When Maria Jeritza first came to the U. S. one of her great enthusiasms was for Wild West cinemas. In Vienna, Jeritza's home, one of her most successful roles is Puccini's Girl of the Golden West. What more natural, despite the fact that the opera failed miserably when given in Manhattan with Emmy Destinn and Enrico Caruso in 1910, than that Jeritza should want to give her version in Manhattan, that General Manager Giulio Gatti-Casazza should bill it as the first revival of the new season.

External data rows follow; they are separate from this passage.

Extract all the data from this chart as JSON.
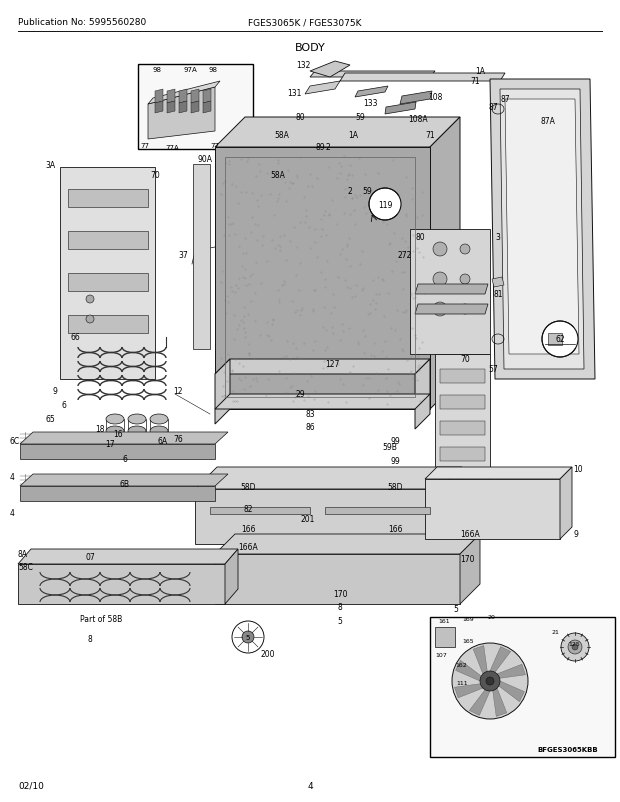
{
  "title": "BODY",
  "header_left": "Publication No: 5995560280",
  "header_center": "FGES3065K / FGES3075K",
  "footer_left": "02/10",
  "footer_center": "4",
  "bg_color": "#ffffff",
  "line_color": "#111111",
  "gray_dark": "#555555",
  "gray_mid": "#888888",
  "gray_light": "#bbbbbb",
  "gray_fill": "#d8d8d8",
  "dot_fill": "#999999"
}
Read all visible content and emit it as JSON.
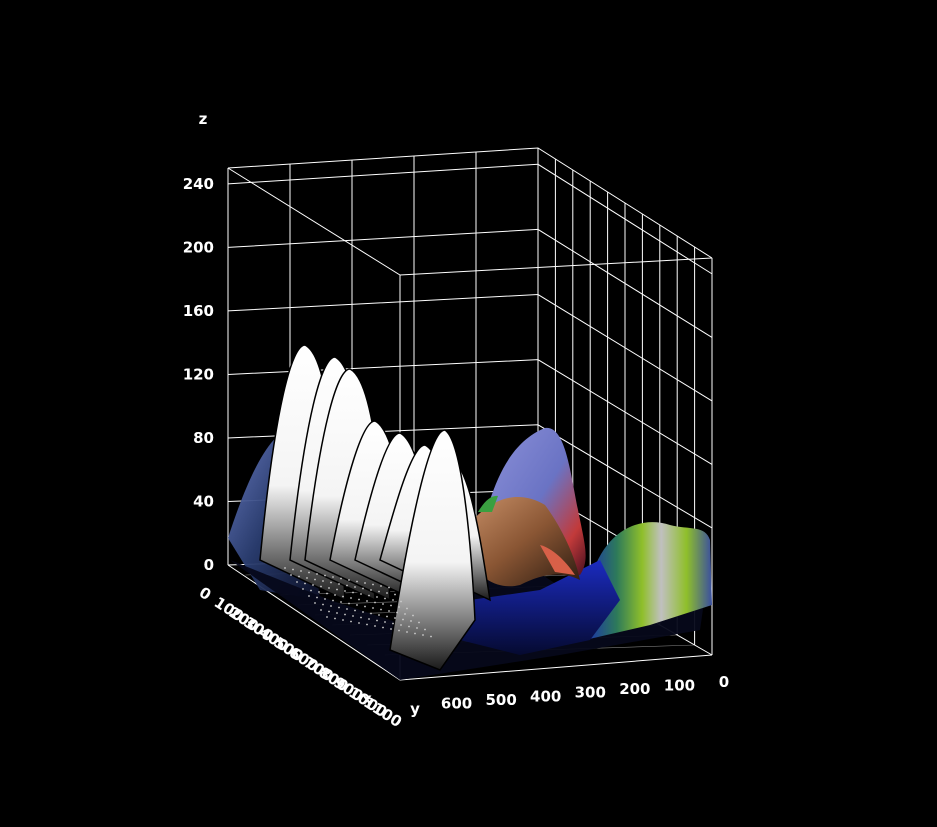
{
  "chart_data": {
    "type": "surface3d",
    "title": "",
    "xlabel": "x",
    "ylabel": "y",
    "zlabel": "z",
    "x_ticks": [
      "0",
      "100",
      "200",
      "300",
      "400",
      "500",
      "600",
      "700",
      "800",
      "900",
      "1000",
      "1100"
    ],
    "y_ticks": [
      "600",
      "500",
      "400",
      "300",
      "200",
      "100",
      "0"
    ],
    "z_ticks": [
      "0",
      "40",
      "80",
      "120",
      "160",
      "200",
      "240"
    ],
    "xlim": [
      0,
      1150
    ],
    "ylim": [
      0,
      700
    ],
    "zlim": [
      0,
      250
    ],
    "grid": true,
    "background": "#000000",
    "grid_color": "#ffffff",
    "surface_colors": [
      "#ffffff",
      "#0a1ea8",
      "#6c7fc8",
      "#c23a3a",
      "#8fbf2a",
      "#b07850",
      "#2a3d70"
    ],
    "ridges": [
      {
        "x": 150,
        "y": 560,
        "z": 145
      },
      {
        "x": 260,
        "y": 555,
        "z": 140
      },
      {
        "x": 380,
        "y": 550,
        "z": 130
      },
      {
        "x": 520,
        "y": 545,
        "z": 118
      },
      {
        "x": 680,
        "y": 540,
        "z": 110
      },
      {
        "x": 850,
        "y": 535,
        "z": 100
      },
      {
        "x": 1050,
        "y": 530,
        "z": 90
      },
      {
        "x": 1100,
        "y": 310,
        "z": 95
      },
      {
        "x": 1100,
        "y": 110,
        "z": 45
      }
    ]
  }
}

A barmaid named Minnie is heroine of the David Belasco play which Puccini adapted. She keeps a saloon in a California mining camp, reads the Bible to drunkards, guards their money. Among them is Sheriff Jack Rance. He loves her, but Minnie, by the end of the first act, prefers Dick Johnson, outlaw in disguise. Rance obtains proof that Johnson is the bandit Ramarrez and tells Minnie. The big scene occurs when she confronts Johnson with her knowledge and drives him out into the storm. He is wounded just outside the door and she drags him in again and hides him. A drop of blood reveals his presence to Rance. Then Minnie and Rance play poker for the life of the wounded bandit. Minnie cheats and wins. But in the last act Rance cheats too. So that Johnson is captured and is about to be lynched when Minnie dashes up on horseback, pleads for him so tenderly that they are allowed to set out together toward a better life.
At the premiere of this vigorous, ethical tale 19 years ago. Composer Puccini and Author Belasco were both present. Puccini was awarded an eight-foot wreath, Belasco was "divinely happy." Yet he declared he was happier last week. Jeritza and he took a dozen bows together. He kissed her hand. She kissed his cheek. The other players did not count. As Forty-Niners they were patently masquerading. Tenor Giovanni Martinelli (Dick Johnson) had suffered and sobbed in the best Italian manner. Baritone Lawrence Tibbett (Jack Rance) was more credible, but looked funny in an Abraham Lincoln makeup. It was Jeritza who raised the performance above incongruity, saved the plot from appearing like any cinematic melodrama. She made comedy in the first act out of dishwashing, in the second out of tight slippers and a "company" costume. Then when the card scene came she loosed the energy which makes her Tosca famed and, despite Puccini's feeble music, created ten tremendous breathtaking minutes. The third act was noteworthy only for the sight of a soprano outshining a tenor on horseback.